I would maybe try topping it up and seeing if that makes a difference, before making a trip to the dealer. You are safe from speed limiting when you're at 25% so it's low risk.


----------



## theonlypheonix (Oct 8, 2015)

Diesel... in the last 1000 miles I topped it off twice but it stayed right on 25%? Do you know what type sensor is use for level detection? Is it just a basic float type which could be prone to stick esp if exposed with to allow crusty DEF to form as the level drops?


----------



## Canadian Cruzer (Oct 27, 2014)

theonlypheonix said:


> Well I guess it is off to the service dept, this is second problem now with the Cruze. I filled up the DEF with 2.5 gal @ DEF DIC of 25% and 1000 miles later still have a DEF DIC of 25% :th_down:. Is there any special way you need to reset the DIC like you do with the engine oil??


I had the same problem and the dealer had to reset it in software.


----------



## theonlypheonix (Oct 8, 2015)

Canadian Cruzer said:


> I had the same problem and the dealer had to reset it in software.


Sounds like a bug in their software algorithm, doesn't know whether the level is coming down or going up so it just stays where its at.:dazed052: So let me understand this... every time your DEF fluid gets low and the owner replenishes it you must take it to a service shop to have them reset the counter/timer? I hope they don't make you pay for this a second time, first time was when your bought the car. Because the next time it will be the third and ripe for lemon law claim. Who pays for our time and trouble to bring the car in each time the DEF timer needs to be reset!!???

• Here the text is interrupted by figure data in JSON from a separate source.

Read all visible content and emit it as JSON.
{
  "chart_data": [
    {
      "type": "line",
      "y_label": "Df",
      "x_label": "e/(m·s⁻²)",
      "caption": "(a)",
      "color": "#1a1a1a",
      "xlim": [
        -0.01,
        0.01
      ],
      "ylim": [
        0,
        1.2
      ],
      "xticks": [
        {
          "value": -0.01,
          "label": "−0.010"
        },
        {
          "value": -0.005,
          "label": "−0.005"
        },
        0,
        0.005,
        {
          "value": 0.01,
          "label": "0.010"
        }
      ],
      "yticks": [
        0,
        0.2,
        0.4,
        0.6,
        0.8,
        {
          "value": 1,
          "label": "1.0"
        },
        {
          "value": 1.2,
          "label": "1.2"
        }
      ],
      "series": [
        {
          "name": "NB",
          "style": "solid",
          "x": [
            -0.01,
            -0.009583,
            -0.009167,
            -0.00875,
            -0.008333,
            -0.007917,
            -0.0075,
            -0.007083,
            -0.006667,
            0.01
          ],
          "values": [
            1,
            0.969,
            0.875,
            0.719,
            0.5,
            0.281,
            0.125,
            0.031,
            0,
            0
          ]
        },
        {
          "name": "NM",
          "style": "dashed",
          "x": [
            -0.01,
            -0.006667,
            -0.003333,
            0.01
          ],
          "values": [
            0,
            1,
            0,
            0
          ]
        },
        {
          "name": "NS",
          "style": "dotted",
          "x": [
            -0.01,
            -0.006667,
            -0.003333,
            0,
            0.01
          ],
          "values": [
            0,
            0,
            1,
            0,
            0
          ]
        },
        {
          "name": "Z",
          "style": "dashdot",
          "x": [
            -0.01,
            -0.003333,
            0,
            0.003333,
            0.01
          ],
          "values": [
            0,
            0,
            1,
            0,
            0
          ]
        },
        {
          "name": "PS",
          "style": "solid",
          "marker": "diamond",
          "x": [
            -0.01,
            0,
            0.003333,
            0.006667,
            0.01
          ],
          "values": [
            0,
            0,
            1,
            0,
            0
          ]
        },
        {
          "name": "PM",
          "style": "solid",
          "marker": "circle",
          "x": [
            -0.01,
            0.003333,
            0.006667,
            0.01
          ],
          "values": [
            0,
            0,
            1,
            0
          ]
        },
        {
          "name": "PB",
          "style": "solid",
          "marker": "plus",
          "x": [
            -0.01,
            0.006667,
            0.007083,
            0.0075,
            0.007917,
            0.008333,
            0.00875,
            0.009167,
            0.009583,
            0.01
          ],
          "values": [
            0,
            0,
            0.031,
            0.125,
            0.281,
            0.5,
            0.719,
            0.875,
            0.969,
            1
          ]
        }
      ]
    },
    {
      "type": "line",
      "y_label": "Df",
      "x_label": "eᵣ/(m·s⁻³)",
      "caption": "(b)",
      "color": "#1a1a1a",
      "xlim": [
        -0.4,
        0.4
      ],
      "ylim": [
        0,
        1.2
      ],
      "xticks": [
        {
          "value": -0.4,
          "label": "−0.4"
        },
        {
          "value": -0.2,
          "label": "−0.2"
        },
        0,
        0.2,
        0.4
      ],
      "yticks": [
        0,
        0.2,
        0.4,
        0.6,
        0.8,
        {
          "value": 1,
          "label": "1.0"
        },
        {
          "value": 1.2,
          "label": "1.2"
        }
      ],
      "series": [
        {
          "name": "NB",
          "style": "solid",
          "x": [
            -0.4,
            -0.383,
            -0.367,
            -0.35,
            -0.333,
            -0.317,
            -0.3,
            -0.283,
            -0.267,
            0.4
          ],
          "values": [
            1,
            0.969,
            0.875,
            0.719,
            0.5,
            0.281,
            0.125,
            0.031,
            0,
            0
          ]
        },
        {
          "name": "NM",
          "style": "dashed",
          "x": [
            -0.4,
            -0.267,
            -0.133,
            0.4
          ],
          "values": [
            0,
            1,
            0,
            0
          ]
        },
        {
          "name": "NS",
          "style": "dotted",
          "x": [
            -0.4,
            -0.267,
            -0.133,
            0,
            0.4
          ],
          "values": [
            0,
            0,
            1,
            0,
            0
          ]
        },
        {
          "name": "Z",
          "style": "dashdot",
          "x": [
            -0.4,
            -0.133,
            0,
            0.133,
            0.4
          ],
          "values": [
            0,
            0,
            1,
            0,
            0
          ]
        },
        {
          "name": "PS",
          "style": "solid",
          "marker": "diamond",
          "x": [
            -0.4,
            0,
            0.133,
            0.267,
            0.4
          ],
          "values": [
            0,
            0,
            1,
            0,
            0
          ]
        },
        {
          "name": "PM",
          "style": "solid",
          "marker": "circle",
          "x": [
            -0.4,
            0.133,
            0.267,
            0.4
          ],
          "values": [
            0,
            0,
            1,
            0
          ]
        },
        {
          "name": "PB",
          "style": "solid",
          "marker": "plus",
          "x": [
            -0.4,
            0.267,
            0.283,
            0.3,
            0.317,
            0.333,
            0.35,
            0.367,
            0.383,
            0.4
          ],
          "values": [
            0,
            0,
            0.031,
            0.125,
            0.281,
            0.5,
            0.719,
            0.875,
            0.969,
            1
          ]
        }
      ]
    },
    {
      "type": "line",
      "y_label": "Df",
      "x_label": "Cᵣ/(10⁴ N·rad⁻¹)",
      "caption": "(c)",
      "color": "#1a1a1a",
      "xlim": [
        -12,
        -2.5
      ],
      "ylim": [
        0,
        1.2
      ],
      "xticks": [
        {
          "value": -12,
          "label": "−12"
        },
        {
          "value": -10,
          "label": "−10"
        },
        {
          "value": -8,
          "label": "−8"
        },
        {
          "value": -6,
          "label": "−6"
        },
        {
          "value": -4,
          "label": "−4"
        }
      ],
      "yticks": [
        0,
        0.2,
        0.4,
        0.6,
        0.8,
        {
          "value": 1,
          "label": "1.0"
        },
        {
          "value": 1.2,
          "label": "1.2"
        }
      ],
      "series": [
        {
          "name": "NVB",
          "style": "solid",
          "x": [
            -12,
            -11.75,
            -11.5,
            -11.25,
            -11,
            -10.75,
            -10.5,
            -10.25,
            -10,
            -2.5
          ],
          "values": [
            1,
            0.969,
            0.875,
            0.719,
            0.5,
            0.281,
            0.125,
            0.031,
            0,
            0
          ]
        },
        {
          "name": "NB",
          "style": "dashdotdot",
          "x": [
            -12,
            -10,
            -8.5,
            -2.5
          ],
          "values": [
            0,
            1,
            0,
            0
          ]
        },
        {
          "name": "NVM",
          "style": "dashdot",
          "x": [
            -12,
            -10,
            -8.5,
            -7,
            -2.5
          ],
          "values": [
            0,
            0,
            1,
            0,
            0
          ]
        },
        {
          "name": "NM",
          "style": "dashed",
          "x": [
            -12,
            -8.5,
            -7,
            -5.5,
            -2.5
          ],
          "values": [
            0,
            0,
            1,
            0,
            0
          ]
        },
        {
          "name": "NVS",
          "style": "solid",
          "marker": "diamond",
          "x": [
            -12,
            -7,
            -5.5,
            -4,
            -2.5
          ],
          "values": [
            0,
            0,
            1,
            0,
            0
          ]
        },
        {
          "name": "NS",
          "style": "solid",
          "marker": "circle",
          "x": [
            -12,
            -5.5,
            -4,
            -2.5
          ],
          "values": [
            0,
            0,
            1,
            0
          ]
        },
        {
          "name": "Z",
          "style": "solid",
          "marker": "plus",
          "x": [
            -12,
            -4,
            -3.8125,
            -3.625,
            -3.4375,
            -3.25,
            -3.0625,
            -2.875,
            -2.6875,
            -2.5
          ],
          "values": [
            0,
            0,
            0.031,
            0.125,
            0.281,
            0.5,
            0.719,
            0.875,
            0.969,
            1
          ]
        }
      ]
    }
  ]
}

The Cruze software saw the DEF level dropping and it indicated the 35% point, then saw 25% and now its in the mode of still waiting to see the level drop below the 10% level sensor unfortunately I must have tricked it by filling up before the level dropped to that point?:uhh: Don't you just love electronics and computer programs, it keeps so many of us employed in the "Matrix".

Other infamous legacy software bugs include:



Smart ship USS Yorktown was left dead in the water in 1997 for nearly 3 hours after a divide by zero error. 
NASA Mars Polar Lander was destroyed because its flight software mistook vibrations due to atmospheric turbulence for evidence that the vehicle had landed and shut off the engines 40 meters from the Martian surface. 
etc 
etc 
2014/2015 Cruze Diesel (smart charging that's not so smart, smart level detectors that are dumb, etc, etc)! 
 


Lets just add more micro's , they've invaded and possessed our coffee pots now... they're taking over the world!! 

HAL?? Hello HAL... its me your friend. No... its...its the "Forbin Project " real life, they all have cameras and sensors to spy on us humans and report back to the mother ship in the "CLOUD" ... ONTAR :dazed002:. HAL...HAL wake me up out of this nightmare... HALLLLLL... I did not conspire with Dave to unplug you!!
:signs053::tongue4::dazed002:mg::dizzy::signs006::hellno::sarcasm:


Now where was the XXXX RESET BUTTON FOR THE CRUZE, on mine the assembler must have forgot to put it in?:question: It seems kind of critical since the car can be disabled at times when the dealers are closed or at times during critical operation of the vehicle. SOUNDS LIKE A RECALL IS NECESSARY HERE!!!! 

HELLO HAL/GM!!!


----------



## Canadian Cruzer (Oct 27, 2014)

This only happened to me ONCE at 16,000 kilometers (10,000 miles). I now have 25'000 kilometers and so the level has not yet reached 35%. I think when the dealer reset they may have updated the software. I will say that I am wondering what will happen when I hit 35% again and top up!


----------



## diesel (Jun 8, 2013)

theonlypheonix said:


> Diesel... in the last 1000 miles I topped it off twice but it stayed right on 25%? Do you know what type sensor is use for level detection? Is it just a basic float type which could be prone to stick esp if exposed with to allow crusty DEF to form as the level drops?


I vaguely recall it't not an actual sensor but there's some way it guesstimates the level, but only once it hits 35%. Someone more technical than I am could explain it. 

Someone else had the same issue in this thread

http://www.cruzetalk.com/forum/201-...l-discussion/118962-def-level-indication.html


----------



## RachelJael (Oct 12, 2019)

theonlypheonix said:


> Well I guess it is off to the service dept, this is second problem (software bug??) now with the Cruze. I filled up the DEF with 2.5 gal @ DEF DIC of 25% and 1000 miles later still have a DEF DIC of 25% :th_down:. Is there any special way you need to reset the DIC like you do with the engine oil??


I’m having the same issue. SO frustrating on top of everything else!!!


----------



## mkohan (Dec 19, 2015)

Mine resets automatically


----------



## RachelJael (Oct 12, 2019)

mkohan said:


> Mine resets automatically


Mine did too, up until this last top up. I’m just coming up on 223, 0000 km right now. My oxygen sensor needs replacing for the third time too! Tired of fixing this car. That’s all I’ve been doing since I drove it off the lot.


----------